Wiedzieli, że nadeszła chwila, w której milczący Bóg zażądał od nich ofiary. Ofiary największej, tak jak największy w ich świecie był kamienny Bóg. Innego nie znali. To znaczy znali, ale słyszeli, że temu drugiemu Bogu z dalekiego kraju wcale nie przeszkadza, a wręcz podoba się, że za chwilę złożą największą ofiarę. Największą, bo kamienny Bóg zażądał ofiary z pierwocin.

Gdy tak maszerowali, patrząc w oko stalowych potworów, nie widzieli nawet promyka nadziei w sierpniowym słońcu na to, że wyrwą stalowe serca z ich stalowej piersi, by złożyć je u stóp triumfującego tłumu. Wiedzieli aż za dobrze, że za chwilę spotka ich ten sam los, co ich ojców i matki, dziadków i babcie. I tak jak oni nad grobami przodków dziękowali kamiennemu Bogu, tak i ich potomkowie nad ich mogiłą i mogiłą milczącego już tłumu wyszeptają: „Ofiara spełniona”.

I gdy tak szli razem – młode, bijące coraz szybciej serca w marszu na stalowe czołgi, ich krok wybijał melodię pieśni, którą będą śpiewały pokolenia ich dzieci, wnuków i prawnuków. Najpierw nieśmiało w zamkniętych i ciemnych pokojach, by po latach na głównych ulicach mogli podziękować kamiennemu Bogu, że mogą to robić w świetle sierpniowego słońca. Bo tylko dzięki tej ofierze kamienny Bóg mógł wreszcie się uśmiechnąć w kącikach swych żelbetonowych ust.

Kilka minut bycia razem i za chwilę Plac Zwycięstwa opustoszeje, a ludzie odchodzą osobno, każdy do swojego domu.

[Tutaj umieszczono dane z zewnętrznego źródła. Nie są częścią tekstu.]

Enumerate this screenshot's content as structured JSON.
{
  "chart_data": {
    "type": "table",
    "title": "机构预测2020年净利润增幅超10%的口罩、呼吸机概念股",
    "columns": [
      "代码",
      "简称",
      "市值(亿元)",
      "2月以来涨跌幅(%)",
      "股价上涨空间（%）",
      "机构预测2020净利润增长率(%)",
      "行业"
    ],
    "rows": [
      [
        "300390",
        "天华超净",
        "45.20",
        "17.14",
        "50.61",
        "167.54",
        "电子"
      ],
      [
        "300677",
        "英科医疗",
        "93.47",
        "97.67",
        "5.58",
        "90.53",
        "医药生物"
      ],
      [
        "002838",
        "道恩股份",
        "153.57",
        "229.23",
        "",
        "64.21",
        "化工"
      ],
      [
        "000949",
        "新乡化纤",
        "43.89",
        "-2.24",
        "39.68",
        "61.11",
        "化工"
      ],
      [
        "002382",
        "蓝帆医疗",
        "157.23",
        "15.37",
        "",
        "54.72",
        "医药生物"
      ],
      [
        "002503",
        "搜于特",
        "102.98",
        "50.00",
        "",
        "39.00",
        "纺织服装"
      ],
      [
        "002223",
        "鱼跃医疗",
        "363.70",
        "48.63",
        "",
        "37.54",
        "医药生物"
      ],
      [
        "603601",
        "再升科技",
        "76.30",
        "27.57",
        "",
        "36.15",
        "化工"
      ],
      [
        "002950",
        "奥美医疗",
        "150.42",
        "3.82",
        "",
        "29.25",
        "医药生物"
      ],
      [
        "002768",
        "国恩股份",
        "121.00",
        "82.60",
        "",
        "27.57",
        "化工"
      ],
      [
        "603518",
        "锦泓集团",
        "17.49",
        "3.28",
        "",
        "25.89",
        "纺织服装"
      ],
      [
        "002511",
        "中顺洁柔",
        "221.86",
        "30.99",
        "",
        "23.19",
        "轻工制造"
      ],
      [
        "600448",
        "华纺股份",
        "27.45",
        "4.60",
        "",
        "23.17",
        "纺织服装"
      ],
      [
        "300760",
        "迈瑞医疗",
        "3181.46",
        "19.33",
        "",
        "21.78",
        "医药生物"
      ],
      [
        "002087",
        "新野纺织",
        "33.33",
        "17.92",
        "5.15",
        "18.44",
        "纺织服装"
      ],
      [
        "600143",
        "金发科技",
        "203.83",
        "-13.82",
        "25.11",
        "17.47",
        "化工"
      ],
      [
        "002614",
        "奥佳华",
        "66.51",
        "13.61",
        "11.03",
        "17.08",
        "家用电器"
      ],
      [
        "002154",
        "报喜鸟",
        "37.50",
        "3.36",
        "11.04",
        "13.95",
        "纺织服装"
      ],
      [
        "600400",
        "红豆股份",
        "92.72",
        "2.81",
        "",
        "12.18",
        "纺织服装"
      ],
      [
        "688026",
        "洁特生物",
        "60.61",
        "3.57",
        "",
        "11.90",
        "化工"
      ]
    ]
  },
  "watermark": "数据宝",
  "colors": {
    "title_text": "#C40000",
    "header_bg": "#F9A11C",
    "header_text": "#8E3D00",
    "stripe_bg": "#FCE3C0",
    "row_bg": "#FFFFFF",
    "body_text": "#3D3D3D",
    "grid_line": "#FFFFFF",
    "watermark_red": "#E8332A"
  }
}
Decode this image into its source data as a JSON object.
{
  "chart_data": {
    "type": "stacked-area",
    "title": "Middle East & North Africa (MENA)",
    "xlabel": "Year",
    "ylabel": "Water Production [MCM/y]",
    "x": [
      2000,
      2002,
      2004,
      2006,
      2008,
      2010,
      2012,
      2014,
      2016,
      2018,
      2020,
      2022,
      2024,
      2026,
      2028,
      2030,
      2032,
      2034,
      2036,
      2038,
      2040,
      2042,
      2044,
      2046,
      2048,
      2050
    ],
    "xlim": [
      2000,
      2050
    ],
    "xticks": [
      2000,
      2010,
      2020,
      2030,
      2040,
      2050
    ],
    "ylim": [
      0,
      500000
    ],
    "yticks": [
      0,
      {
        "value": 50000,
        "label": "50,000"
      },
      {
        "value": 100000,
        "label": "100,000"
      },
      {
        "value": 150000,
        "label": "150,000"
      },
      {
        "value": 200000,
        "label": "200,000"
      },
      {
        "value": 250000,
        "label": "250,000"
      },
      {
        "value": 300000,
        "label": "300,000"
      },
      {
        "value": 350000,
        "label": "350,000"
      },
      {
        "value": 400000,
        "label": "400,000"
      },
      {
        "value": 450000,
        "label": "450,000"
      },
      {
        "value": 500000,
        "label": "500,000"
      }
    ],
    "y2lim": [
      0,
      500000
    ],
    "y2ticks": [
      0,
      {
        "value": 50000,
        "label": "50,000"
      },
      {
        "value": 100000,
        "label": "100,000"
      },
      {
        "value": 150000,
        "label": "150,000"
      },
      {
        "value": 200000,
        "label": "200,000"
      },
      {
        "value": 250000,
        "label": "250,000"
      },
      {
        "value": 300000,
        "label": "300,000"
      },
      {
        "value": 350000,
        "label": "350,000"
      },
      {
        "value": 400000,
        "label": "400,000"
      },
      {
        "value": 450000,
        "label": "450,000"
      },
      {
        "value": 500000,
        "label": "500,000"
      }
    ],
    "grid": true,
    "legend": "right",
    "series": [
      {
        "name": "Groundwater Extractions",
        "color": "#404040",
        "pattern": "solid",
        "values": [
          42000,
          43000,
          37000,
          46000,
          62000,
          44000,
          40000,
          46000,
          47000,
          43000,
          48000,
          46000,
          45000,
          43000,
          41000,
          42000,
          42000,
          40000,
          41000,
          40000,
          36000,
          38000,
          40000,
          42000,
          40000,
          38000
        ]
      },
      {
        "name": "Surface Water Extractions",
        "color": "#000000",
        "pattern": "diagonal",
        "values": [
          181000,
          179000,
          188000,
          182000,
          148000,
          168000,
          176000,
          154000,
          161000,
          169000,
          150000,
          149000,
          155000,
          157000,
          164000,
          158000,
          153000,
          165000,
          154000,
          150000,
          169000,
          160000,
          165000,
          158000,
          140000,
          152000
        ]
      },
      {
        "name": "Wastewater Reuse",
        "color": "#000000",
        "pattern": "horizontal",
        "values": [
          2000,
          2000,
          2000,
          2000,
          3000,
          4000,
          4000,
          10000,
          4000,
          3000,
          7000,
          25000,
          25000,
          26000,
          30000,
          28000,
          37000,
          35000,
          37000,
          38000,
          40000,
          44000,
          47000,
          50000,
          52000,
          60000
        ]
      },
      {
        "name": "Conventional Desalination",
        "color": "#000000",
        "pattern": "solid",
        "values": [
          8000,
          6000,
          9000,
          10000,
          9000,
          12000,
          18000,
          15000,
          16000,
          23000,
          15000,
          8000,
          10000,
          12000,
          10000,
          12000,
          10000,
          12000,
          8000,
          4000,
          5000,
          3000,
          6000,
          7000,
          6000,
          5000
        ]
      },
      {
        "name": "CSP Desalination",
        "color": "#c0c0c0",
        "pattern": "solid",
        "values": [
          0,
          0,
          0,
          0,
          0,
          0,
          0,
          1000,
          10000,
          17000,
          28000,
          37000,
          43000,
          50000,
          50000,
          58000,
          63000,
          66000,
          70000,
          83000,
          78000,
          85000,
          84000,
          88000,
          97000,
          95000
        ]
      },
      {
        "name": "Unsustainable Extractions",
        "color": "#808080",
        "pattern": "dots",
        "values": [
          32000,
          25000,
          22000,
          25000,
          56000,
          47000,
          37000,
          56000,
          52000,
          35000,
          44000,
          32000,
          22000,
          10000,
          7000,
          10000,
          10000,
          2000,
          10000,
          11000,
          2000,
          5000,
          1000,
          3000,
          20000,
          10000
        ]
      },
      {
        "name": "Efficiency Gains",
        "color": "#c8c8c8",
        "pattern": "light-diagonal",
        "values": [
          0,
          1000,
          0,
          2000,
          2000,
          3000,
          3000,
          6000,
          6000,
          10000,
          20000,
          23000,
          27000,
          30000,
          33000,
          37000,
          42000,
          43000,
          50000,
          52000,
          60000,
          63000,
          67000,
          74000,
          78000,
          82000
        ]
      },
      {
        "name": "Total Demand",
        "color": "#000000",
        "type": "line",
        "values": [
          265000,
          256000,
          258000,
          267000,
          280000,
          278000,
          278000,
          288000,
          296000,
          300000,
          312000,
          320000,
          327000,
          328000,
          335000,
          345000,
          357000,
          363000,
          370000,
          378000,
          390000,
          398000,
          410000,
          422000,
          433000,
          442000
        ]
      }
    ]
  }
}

Został tylko kamienny Bóg, o którym przypomni się przy okazji kolejnej rocznicy. To on zdecydował, mimo że nie powiedział ani słowa, że 200 tys. ludzi, tak młodych, jak i starych, ma złożyć ofiarę. Na wielkim ołtarzu całopalnym płonęły kwiaty. Ale ci, którzy na chwilę po latach włączyli telewizor, zobaczyli, że to nie kwiaty płoną. W gruzach i zgliszczach płonęło miasto, a wraz z nim jego mieszkańcy. Czy kamienny Bóg przyjął ofiarę, która została złożona? Obcokrajowiec usłyszał, że tak. Jednak tak naprawdę kamienne serce Boga nie drgnęło nawet na milimetr.

Jednak tłum wie lepiej. Za rok znów się tu spotkamy: ja, ty, nowy obcokrajowiec i ten sam kamienny Bóg, który, jak zwykle nie powie ani słowa, bo wyręczy go tłum. A za jakiś czas tłum wyznający niemego Boga usłyszy znów rozkaz wypowiedziany przez niego i znów złoży ofiarę z pierwocin. Kamienny Bóg odpowie to co zwykle.